Das STRAUBINGER TAGBLATT unterstreicht:
"Wer Investitionen in die wirtschaftliche Tätigkeit fördern will, der muss die Voraussetzungen für erfolgreiches Wirtschaften schaffen. Das bedeutet die Wiederherstellung der Wettbewerbsfähigkeit, soweit dies im staatlichen Rahmen möglich ist, nämlich durch niedrigere Arbeitskosten, Senkung der Steuerbelastung und billigere Energie.
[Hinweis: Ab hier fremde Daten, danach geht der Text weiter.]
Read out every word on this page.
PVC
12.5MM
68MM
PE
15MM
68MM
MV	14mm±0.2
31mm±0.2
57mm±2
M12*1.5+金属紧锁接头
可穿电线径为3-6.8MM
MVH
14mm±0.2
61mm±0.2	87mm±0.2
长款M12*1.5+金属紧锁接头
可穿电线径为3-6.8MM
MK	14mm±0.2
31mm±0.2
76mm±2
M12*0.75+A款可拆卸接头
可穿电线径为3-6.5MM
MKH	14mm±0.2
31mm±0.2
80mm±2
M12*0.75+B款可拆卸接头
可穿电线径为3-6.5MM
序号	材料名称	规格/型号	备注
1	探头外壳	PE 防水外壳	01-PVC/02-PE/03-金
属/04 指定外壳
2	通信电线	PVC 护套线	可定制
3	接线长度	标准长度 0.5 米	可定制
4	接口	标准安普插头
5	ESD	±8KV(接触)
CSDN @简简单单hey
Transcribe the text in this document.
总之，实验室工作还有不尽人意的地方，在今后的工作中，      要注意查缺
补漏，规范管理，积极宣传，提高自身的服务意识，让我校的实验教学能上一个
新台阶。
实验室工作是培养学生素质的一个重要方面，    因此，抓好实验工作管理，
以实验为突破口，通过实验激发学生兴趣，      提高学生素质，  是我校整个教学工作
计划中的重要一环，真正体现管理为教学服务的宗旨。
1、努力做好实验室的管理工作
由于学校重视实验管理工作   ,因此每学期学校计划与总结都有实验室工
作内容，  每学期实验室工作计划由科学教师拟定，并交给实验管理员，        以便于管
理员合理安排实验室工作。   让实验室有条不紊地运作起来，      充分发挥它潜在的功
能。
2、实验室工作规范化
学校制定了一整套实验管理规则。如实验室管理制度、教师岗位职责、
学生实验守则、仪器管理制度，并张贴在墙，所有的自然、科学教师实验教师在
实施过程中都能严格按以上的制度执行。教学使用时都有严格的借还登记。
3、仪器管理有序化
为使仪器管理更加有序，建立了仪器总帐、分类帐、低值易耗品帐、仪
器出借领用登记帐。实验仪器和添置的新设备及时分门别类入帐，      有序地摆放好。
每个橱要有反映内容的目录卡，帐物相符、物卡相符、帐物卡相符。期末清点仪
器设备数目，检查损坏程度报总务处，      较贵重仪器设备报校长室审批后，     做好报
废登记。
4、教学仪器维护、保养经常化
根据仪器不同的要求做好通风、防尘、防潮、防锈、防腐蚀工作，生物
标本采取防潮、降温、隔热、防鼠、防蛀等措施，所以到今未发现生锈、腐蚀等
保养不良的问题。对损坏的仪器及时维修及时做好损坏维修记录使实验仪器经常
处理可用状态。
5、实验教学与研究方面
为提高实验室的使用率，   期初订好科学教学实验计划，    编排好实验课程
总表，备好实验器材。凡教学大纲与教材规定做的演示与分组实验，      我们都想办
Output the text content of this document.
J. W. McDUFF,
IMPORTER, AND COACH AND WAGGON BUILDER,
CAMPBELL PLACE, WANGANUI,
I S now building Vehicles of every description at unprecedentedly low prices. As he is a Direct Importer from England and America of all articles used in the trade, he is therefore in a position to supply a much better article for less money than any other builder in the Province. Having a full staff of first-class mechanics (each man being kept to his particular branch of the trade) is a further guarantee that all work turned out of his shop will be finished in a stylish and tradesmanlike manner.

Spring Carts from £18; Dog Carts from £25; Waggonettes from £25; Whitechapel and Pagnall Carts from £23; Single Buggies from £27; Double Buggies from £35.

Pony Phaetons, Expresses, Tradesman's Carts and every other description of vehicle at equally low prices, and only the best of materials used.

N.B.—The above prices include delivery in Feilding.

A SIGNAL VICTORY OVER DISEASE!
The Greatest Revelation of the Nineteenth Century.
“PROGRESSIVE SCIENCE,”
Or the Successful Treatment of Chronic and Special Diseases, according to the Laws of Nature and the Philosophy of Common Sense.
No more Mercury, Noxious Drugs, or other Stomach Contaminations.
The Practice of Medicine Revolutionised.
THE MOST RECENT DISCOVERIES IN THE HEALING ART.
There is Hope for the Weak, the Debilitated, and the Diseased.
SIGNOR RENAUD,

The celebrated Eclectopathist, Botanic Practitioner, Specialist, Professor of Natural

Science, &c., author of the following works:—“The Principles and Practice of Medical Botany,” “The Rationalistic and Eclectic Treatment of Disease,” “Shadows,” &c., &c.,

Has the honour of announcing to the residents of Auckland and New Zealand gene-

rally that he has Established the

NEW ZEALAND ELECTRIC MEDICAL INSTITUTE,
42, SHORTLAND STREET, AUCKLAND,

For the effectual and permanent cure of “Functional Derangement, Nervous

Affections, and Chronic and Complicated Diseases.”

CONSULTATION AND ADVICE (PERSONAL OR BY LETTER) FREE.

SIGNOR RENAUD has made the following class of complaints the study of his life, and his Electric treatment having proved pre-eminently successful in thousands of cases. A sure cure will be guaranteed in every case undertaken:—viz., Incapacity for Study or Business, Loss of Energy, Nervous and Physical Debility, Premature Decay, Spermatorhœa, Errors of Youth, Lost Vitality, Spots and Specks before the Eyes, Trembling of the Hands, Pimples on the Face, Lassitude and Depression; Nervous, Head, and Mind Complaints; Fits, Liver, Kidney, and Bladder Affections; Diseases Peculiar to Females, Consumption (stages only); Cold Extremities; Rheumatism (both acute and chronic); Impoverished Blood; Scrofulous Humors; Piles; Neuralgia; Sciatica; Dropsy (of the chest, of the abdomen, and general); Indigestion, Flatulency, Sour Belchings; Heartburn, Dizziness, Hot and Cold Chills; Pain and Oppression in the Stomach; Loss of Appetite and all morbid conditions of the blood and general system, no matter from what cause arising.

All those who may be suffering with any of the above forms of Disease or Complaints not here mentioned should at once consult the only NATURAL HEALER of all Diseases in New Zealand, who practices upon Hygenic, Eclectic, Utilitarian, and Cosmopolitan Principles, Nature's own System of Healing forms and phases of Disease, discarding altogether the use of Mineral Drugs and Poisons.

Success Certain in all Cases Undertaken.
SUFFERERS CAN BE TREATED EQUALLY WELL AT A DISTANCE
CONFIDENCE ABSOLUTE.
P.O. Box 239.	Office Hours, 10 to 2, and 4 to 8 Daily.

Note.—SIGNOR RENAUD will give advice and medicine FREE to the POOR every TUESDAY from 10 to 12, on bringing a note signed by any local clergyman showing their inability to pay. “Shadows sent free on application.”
Hinzu kommt noch eine Reform der Sozialversicherungen, um langfristig Klarheit über die Belastungen auf dieser Seite zu bekommen."
Die SÜDDEUTSCHE ZEITUNG notiert:
"In der Wirtschaft findet sich immer jemand, dem es schlecht geht – hinter dem sich aber dann ganze Branchen verstecken, um politisch das größtmögliche Kapital daraus zu schlagen. Nicht selten lassen sich auch Managementfehler unter Verweis auf schlechte Rahmenbedingungen verschleiern. Wer wirklich unverschuldet am Abgrund steht, geht im großen Rauschen meist unter. Ein Schuss Zuversicht täte dem Land gut. Denn es grenzt nicht an ein Wunder, dass Deutschland funktioniert – es gibt viele Gründe dafür. Es gibt ausgezeichnete Universitäten, tolle Unternehmen, viele Menschen mit guten Ideen und eine allgemein lebendige Demokratie. Klar, alles geht immer besser, Reformen schließt das nicht aus. Aber eine kollektive Depression hilft keinem."
Die AUGSBURGER ALLGEMEINE blickt auf die Entwicklung beim Handel mit Wertpapieren:
"Die Börsenprofis sagen für 2026 ordentliche Zugewinne voraus. Risiken gibt es natürlich. Niemand weiß, welche Kapriolen US-Präsident Trump schlägt. Als er im Frühjahr den Zollhammer schwingend durch die internationale Arena der Weltwirtschaft pflügte, schickte er die Kurse weltweit in den Keller. Dennoch erholten sich die Aktienmärkte erstaunlich schnell von dem Schlag. Bestimmend für die Entwicklung der Börsen weltweit ist die Politik der US-Notenbank Fed. Die Währungshüter dürften ihren Kurs der schrittweisen Zinssenkungen fortsetzen."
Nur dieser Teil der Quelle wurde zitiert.